The GC decided the employee was not engaged in protected concerted activity in that regard because the controller was not considered an employee under the NLRA. The GC also held that, in any event, the employer was unaware of the texts, and the employee’s request was individual in nature.

RS Electric Corp., 14-CA-260142 (decided June 19, 2020, issued July 15, 2020)

The CBA between the union and the employer gave the union the right to access jobsites at any reasonable time. During the COVID-19 pandemic, the union demanded immediate unrestricted access. The employer asserted that it needed one hour’s advance notice to prepare for safe access. The GC decided that was “not at all clear that the Union’s demand for the unrestricted access was reasonable in light of the COVID-19 pandemic, and the Union did not seek to bargain about the Employer’s view of reasonableness….”

In a non-COVID-19-related holding, the GC also invoked the NLRB’s decision about the “contract coverage defense” to a unilateral change. MV Transportation, Inc., 368 NLRB No. 66 (2019). (For more on MV Transportation, see our article, Labor Board Adopts ‘Contract Coverage’ Standard in Unilateral Change Cases, Overturns Precedent.) The GC held, “[T]he contractual limit on access to ‘any reasonable time’ gave the employer the right, … to require one hour advance notice.”

Children School Services, 05-CA-258669 (decided June 30, 2020, issued July 15, 2020)
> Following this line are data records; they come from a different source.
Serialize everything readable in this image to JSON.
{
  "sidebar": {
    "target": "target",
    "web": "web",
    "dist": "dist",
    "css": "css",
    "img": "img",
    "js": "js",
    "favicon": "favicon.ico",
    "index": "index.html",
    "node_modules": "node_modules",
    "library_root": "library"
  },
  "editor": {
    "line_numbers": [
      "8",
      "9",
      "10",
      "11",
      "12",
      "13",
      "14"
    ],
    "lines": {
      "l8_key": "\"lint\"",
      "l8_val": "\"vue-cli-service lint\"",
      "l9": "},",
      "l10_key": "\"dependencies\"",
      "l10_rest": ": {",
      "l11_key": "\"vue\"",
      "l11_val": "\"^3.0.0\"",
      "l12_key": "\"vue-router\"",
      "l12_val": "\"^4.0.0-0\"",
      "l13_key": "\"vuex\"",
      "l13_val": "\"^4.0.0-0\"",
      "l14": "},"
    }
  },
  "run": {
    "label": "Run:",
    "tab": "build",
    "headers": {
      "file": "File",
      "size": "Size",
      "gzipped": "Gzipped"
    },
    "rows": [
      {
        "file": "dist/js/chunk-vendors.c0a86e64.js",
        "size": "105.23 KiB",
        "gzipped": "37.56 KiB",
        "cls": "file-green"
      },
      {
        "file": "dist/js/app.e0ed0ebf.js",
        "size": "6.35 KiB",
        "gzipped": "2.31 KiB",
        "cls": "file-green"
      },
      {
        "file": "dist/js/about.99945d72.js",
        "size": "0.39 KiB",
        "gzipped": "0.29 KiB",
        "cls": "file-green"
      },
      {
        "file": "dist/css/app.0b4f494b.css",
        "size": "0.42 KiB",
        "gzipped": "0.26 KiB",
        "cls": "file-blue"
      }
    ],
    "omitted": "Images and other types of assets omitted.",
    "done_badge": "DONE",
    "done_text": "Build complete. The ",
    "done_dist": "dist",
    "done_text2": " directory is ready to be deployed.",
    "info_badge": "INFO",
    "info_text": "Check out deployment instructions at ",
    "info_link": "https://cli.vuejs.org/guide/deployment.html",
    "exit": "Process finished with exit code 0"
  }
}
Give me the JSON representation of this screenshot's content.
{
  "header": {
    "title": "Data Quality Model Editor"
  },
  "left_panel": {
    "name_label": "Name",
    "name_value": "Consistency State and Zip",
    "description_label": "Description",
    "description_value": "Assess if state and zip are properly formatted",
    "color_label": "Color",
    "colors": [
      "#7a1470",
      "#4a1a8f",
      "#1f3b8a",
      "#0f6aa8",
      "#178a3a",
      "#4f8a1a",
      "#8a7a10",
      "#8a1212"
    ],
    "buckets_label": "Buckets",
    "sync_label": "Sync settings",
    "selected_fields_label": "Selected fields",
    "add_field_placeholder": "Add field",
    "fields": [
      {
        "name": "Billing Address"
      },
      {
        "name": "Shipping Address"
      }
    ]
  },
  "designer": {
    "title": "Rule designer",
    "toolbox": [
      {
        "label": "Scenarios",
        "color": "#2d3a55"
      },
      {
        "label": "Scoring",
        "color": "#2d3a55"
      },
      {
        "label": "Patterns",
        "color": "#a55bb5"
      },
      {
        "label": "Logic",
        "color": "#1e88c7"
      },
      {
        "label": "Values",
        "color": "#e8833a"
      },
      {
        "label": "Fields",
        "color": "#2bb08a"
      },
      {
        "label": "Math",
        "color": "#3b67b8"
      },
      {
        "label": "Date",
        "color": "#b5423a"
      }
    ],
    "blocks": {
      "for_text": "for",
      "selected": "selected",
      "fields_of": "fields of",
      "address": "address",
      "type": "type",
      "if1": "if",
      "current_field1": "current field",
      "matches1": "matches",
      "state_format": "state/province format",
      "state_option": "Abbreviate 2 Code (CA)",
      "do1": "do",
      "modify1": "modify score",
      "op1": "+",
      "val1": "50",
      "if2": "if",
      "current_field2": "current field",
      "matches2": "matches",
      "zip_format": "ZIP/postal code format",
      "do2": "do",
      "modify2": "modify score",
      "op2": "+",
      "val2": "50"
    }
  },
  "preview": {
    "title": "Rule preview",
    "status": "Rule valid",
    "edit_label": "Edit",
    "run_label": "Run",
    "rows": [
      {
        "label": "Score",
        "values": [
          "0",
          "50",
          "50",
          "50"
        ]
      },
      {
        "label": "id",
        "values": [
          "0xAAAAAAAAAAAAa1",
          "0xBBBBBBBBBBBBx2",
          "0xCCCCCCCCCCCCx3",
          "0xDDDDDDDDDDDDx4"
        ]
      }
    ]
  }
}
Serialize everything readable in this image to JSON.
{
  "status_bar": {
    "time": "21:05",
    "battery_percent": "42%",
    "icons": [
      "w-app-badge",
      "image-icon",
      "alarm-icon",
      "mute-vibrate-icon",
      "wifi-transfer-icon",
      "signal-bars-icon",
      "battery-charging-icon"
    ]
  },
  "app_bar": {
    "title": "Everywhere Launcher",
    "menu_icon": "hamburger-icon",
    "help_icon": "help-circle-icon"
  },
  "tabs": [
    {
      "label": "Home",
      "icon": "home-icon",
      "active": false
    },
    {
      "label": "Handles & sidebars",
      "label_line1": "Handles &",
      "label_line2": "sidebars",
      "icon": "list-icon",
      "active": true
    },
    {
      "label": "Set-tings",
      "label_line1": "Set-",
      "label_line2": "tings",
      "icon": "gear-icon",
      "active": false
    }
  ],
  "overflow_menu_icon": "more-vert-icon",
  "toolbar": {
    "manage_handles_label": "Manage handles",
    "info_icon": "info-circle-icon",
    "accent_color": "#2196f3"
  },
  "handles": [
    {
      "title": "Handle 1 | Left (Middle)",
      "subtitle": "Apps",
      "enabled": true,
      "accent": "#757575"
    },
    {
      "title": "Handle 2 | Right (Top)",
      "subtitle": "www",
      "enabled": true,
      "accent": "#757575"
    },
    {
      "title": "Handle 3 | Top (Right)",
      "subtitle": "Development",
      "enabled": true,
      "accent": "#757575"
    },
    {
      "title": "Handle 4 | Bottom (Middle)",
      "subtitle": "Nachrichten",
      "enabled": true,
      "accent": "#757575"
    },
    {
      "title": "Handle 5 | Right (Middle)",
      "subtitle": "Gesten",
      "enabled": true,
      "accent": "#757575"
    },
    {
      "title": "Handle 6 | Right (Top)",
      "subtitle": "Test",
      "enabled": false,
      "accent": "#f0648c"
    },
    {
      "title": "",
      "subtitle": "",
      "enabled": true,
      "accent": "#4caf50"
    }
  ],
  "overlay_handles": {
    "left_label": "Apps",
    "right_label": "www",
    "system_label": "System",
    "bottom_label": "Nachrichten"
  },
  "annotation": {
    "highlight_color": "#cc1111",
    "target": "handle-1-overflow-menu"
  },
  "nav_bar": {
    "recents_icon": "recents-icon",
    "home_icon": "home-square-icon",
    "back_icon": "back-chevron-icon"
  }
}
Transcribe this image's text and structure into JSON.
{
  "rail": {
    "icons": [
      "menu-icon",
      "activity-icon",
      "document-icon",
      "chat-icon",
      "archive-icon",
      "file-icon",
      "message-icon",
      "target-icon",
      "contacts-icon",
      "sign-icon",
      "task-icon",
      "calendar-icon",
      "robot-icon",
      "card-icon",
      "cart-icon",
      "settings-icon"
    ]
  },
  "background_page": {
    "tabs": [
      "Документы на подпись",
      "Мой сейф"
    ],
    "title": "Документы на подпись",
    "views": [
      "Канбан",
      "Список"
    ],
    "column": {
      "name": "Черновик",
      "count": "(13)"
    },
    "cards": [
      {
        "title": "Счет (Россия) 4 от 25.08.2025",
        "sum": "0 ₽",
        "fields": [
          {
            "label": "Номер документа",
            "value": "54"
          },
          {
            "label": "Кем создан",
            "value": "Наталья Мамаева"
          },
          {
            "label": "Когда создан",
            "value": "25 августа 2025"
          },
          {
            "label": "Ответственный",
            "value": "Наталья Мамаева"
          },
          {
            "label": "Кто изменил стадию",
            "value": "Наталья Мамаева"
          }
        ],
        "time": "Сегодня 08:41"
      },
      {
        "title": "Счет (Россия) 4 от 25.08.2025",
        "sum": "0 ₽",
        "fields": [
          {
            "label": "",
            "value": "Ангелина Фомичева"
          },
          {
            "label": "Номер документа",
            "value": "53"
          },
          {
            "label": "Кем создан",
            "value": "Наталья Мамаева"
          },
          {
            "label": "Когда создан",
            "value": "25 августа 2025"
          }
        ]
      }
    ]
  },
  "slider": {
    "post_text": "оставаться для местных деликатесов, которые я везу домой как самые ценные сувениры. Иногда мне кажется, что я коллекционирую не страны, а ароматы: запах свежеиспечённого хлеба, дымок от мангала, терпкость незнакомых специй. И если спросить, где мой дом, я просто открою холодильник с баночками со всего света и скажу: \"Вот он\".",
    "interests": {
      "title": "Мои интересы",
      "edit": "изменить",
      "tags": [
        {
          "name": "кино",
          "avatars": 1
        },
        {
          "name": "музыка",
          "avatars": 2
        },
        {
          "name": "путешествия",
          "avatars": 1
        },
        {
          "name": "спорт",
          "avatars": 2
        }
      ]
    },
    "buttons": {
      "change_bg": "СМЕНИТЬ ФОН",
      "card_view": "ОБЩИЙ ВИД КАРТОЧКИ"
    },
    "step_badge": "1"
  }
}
The District of Columbia closed its public schools as a response to the COVID-19 pandemic. The employer laid off employees and offered them temporary work assignments to perform COVID-19 testing or contact tracing in partnership with the District of Columbia government in lieu of layoff. The union filed an unfair labor practice charge alleging the layoffs and the offer of temporary work assignments without bargaining violated the NLRA.

Regarding the layoffs, the GC determined that because the CBA contains an entire article devoted to layoffs and the management rights clause contained a “general right to layoff,” the decision to lay off employees “was within the compass or scope of contract provisions granting the employer the right to act unilaterally” under MV Transportation, Inc.

Regarding the temporary assignments, among other reasons, the GC held that exigent circumstances existed and enough pre-implementation bargaining had taken place.


Employers are being given leeway by the GC to operate their businesses during the COVID-19 pandemic. However, employers should narrowly tailor their actions to the particular situation and, where feasible, attempt to discuss that action with the union prior to implementation.